Peter Watt of the National Society for the Prevention of Cruelty to Children said Savile was an "evil and manipulative man" who "cunningly built his entire career around gaining access to vulnerable children."

The alleged crimes took place between 1955 and 2009.

Victims ranged from a 10-year-old boy who said he was sexually assaulted after he asked for an autograph to children who said they were groped when they attended a popular music show, and pupils at a school for troubled girls who were allegedly offered cigarettes and trips in Savile’s car in return for sex.

Savile allegedly abused victims at 57 medical establishments, including mental care facilities and a hospice, as well as 14 schools and 33 television or radio studios; 73 percent of his victims were under 18.

The catalog of abuse is the fullest accounting yet of the allegations against Savile, a TV and radio personality who died in 2011 at age 84. Savile’s elaborate funeral reflected his career as a popular entertainer and tireless charity worker, but a documentary broadcast last year pulled the mask away, claiming that Savile was a serial sex offender who traded on his celebrity to prey on vulnerable children.

"The details provided by victims of his abuse paint the picture of a mainly opportunistic individual who used his celebrity status as a powerful tool to coerce or control them, preying on the vulnerable or star-struck for his sexual gratification," the police report said.

Savile’s abuse might have been brought to light earlier had authorities pursued allegations against him more seriously, officials said.

A parallel report drawn up by senior prosecutor Alison Levitt and also published Friday faulted officials for not pursuing allegations against him more vigorously.
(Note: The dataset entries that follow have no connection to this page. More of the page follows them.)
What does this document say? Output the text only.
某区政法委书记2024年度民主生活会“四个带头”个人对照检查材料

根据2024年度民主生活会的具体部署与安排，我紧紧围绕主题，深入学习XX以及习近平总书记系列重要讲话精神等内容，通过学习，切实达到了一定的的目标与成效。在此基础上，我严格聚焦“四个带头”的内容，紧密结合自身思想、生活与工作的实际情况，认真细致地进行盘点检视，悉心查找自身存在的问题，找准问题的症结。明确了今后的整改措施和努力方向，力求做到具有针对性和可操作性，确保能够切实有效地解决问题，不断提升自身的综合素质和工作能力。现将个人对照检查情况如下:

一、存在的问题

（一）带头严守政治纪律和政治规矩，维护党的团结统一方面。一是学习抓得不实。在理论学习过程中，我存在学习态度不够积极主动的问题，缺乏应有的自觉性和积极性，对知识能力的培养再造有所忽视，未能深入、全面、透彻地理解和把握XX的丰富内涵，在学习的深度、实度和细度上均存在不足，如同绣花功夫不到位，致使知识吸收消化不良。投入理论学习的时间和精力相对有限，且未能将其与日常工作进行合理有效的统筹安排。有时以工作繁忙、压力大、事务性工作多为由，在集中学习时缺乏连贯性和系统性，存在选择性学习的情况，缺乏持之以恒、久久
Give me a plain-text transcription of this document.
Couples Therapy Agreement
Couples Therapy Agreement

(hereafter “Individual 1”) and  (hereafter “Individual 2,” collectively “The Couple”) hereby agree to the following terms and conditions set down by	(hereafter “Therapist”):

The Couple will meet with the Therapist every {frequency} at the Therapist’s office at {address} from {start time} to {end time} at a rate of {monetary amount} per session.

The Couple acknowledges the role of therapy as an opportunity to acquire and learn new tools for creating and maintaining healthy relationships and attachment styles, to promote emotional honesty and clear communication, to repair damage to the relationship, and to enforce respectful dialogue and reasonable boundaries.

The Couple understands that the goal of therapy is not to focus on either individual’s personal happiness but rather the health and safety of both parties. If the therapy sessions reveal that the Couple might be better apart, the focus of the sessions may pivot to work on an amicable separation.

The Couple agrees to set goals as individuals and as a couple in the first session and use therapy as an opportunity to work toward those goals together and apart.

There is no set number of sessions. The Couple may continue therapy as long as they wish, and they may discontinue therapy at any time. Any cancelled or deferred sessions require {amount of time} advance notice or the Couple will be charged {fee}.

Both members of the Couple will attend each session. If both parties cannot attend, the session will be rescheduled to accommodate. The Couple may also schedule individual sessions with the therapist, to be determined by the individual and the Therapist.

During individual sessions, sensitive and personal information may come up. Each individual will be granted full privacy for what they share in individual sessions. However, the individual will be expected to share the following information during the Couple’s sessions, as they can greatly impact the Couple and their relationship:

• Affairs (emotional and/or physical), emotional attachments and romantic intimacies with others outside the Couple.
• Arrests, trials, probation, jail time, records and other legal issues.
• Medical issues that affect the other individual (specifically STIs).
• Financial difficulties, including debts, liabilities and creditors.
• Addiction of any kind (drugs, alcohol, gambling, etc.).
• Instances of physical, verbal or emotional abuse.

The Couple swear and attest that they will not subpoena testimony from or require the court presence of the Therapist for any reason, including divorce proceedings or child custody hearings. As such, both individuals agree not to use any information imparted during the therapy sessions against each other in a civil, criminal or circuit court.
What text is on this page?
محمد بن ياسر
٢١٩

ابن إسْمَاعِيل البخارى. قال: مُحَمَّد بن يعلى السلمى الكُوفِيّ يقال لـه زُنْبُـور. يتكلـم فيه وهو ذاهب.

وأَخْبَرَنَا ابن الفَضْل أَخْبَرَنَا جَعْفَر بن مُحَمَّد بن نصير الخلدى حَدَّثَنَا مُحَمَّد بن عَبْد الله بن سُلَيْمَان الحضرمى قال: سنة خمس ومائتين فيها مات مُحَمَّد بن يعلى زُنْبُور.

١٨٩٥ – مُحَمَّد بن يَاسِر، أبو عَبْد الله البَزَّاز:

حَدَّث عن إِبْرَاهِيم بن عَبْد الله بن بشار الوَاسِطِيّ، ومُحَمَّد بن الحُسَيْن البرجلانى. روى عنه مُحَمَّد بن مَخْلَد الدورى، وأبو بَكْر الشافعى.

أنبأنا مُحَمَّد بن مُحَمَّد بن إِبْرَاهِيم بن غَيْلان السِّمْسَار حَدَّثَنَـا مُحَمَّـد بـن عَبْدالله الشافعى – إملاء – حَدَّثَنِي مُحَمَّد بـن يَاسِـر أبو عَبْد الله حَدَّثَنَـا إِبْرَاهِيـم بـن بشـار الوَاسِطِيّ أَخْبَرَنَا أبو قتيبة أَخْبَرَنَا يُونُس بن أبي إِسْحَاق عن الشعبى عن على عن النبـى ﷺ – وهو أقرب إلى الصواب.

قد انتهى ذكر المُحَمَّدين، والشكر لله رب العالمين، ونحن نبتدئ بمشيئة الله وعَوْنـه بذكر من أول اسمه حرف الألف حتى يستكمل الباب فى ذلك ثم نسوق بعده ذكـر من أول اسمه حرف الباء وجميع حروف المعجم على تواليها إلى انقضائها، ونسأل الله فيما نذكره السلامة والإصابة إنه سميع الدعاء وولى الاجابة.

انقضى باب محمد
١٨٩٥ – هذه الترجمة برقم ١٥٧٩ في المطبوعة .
Levitt’s report noted that several women had spoken to police about Savile between 2007 and 2008, but no charges were brought, in part because the women declined to testify in court.

Levitt said police could have tried harder to get them to speak out, noting in particular that the women weren’t told that other victims had corroborated their accounts.

"Having spoken to the victims I have been driven to conclude that had the police and prosecutors taken a different approach a prosecution might have been possible," she wrote.